The NBA on Wednesday announced that two games are to be played in China this fall, in the US pro basketball league’s latest effort to mine a massive market with an insatiable taste for hoops.
The Charlotte Hornets are to go up against the Los Angeles Clippers in Shenzhen and Shanghai in October exhibition games to kick off the 2015-2016 season for Chinese National Basketball Association fans.
The NBA is expected to announce additional international games in the weeks ahead, as part of the US league’s quest to make basketball the world’s leading sport.
The NBA has invested especially heavily in China, where the game is played by an estimated 300 million people and where it has announced a venture to sell NBA apparel and footwear in more than 6,000 stores owned by Adidas and Chinese sportswear brand ANTA.
The league also has major contracts with Chinese television and online broadcasters, as well as sponsorships with Taiwan-based Cathay Financial Group and with popular brands of beer, sports drinks and other goods in the world’s most populous country.
NBA officials have not disclosed financial details on the China business, but say China is the league’s biggest market after the US.
“We’ve seen incredible growth in the development of the audience,” NBA China chief executive David Shoemaker said.

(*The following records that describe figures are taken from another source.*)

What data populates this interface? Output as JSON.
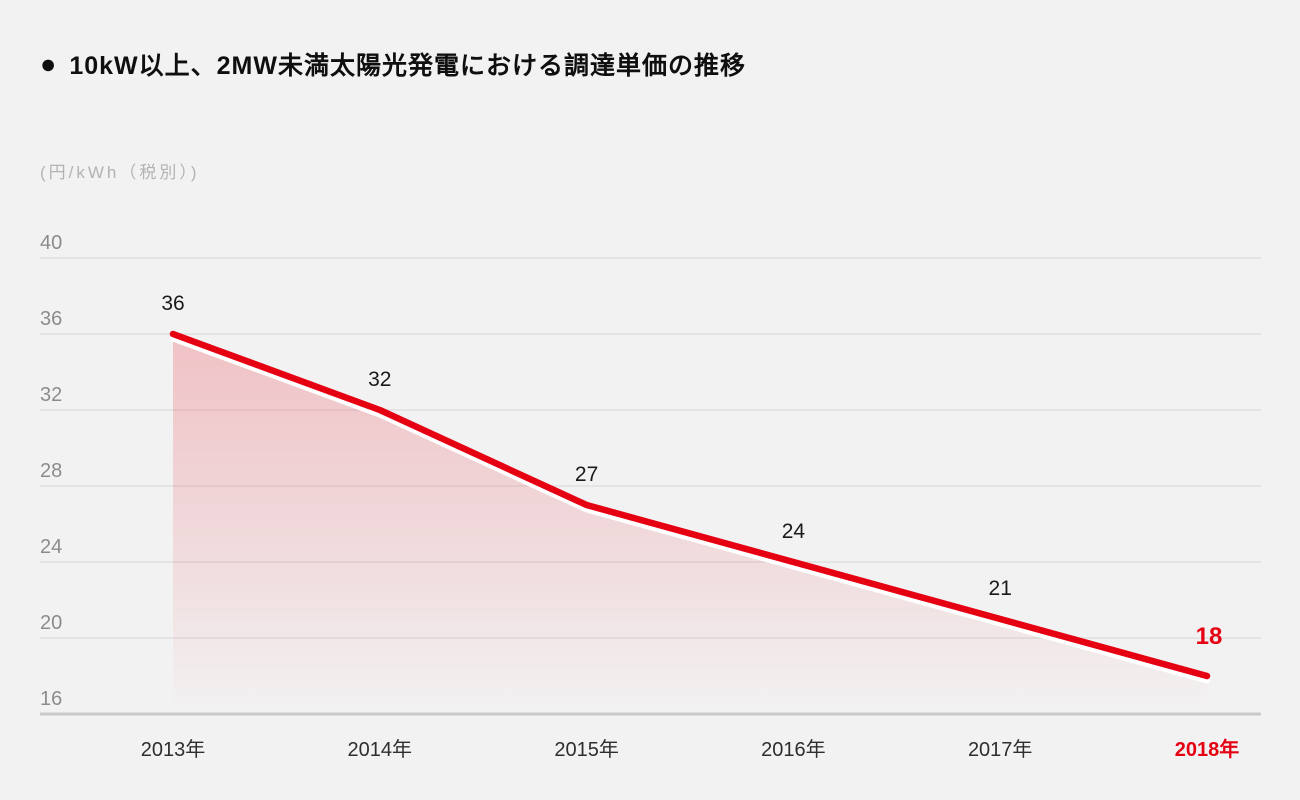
{
  "header": {
    "bullet": "●",
    "title": "10kW以上、2MW未満太陽光発電における調達単価の推移"
  },
  "chart_data": {
    "type": "area",
    "title": "10kW以上、2MW未満太陽光発電における調達単価の推移",
    "unit_label": "(円/kWh（税別）)",
    "categories": [
      "2013年",
      "2014年",
      "2015年",
      "2016年",
      "2017年",
      "2018年"
    ],
    "values": [
      36,
      32,
      27,
      24,
      21,
      18
    ],
    "yticks": [
      40,
      36,
      32,
      28,
      24,
      20,
      16
    ],
    "ylim": [
      16,
      40
    ],
    "grid": true,
    "legend": "none",
    "highlight_index": 5,
    "colors": {
      "background": "#f2f2f2",
      "line": "#e50012",
      "line_understroke": "#ffffff",
      "fill_red": "#e50012",
      "grid": "#e0e0e0",
      "axis_baseline": "#c9c9c9",
      "ytick_text": "#8c8c8c",
      "xtick_text": "#2e2e2e",
      "data_label_text": "#1a1a1a",
      "unit_text": "#b3b3b3",
      "highlight": "#e50012"
    }
  }
}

The NBA has offices in 12 international markets including Johannesburg, Rio de Janeiro and Mumbai.
NBA executive Sal LaRocca told a sports business conference earlier this month that India is “at the top” of the list of key emerging markets.
However, the NBA has long shown particular zeal for China and its surrounds, where it employs about 130 in Taiwan, Beijing, Shanghai and Hong Kong. Shoemaker said the staff level would continue to grow.
Key components of the league’s thrust include NBA training of about 1,200 Chinese coaches, the creation of a year-round training program for elite Chinese teen players in Dongguan and an after-school program launched with former star Yao Ming, whose run at the Houston Rockets in the first decade of the 2000s lifted the sport to new heights in his home market.
Shoemaker was not ready to predict when China would rival the US in basketball in the Olympics or elsewhere, but he said the time is coming.
“There’s still some way to go in terms of the level of Chinese players as compared to the US players,” he said. “They excel in creating champions and I expect that will be the case in basketball as well.”
Shoemaker said that Shenzhen, a city of 10 million bordering Hong Kong, was an obvious candidate for an NBA game and that the Shenzhen Universiade Center, where the game is to be played, is a “world class” arena.
The Clippers-Hornets contests will be especially star-studded if attended by Hornets owner Michael Jordan and Clippers owner Steve Ballmer, the former chief executive of Microsoft.
Chinese fans know the US league’s stars well, said NBA global ambassador Dikembe Mutombo, an NBA veteran of 18 seasons.
“I have been to the largest cities and the smallest villages in China, and the one constant is their love and knowledge of basketball and the NBA. Walking down the street, I am humbled that the fans know and recognize me, even though I have retired from the game.”
Shoemaker said there are no plans to launch an NBA league in China or greater Asia.
However, the league is trying to build support within its ranks to play weekend games as early as 9 or 10am on the US east coast to draw a prime-time viewing audience in China, he said.
Such a shift would not be in place in time for the 2015-2016 season, as the proposed change is a “work in progress” and would only be enacted “with the full buy-in of the teams and the owners and the players themselves,” he said.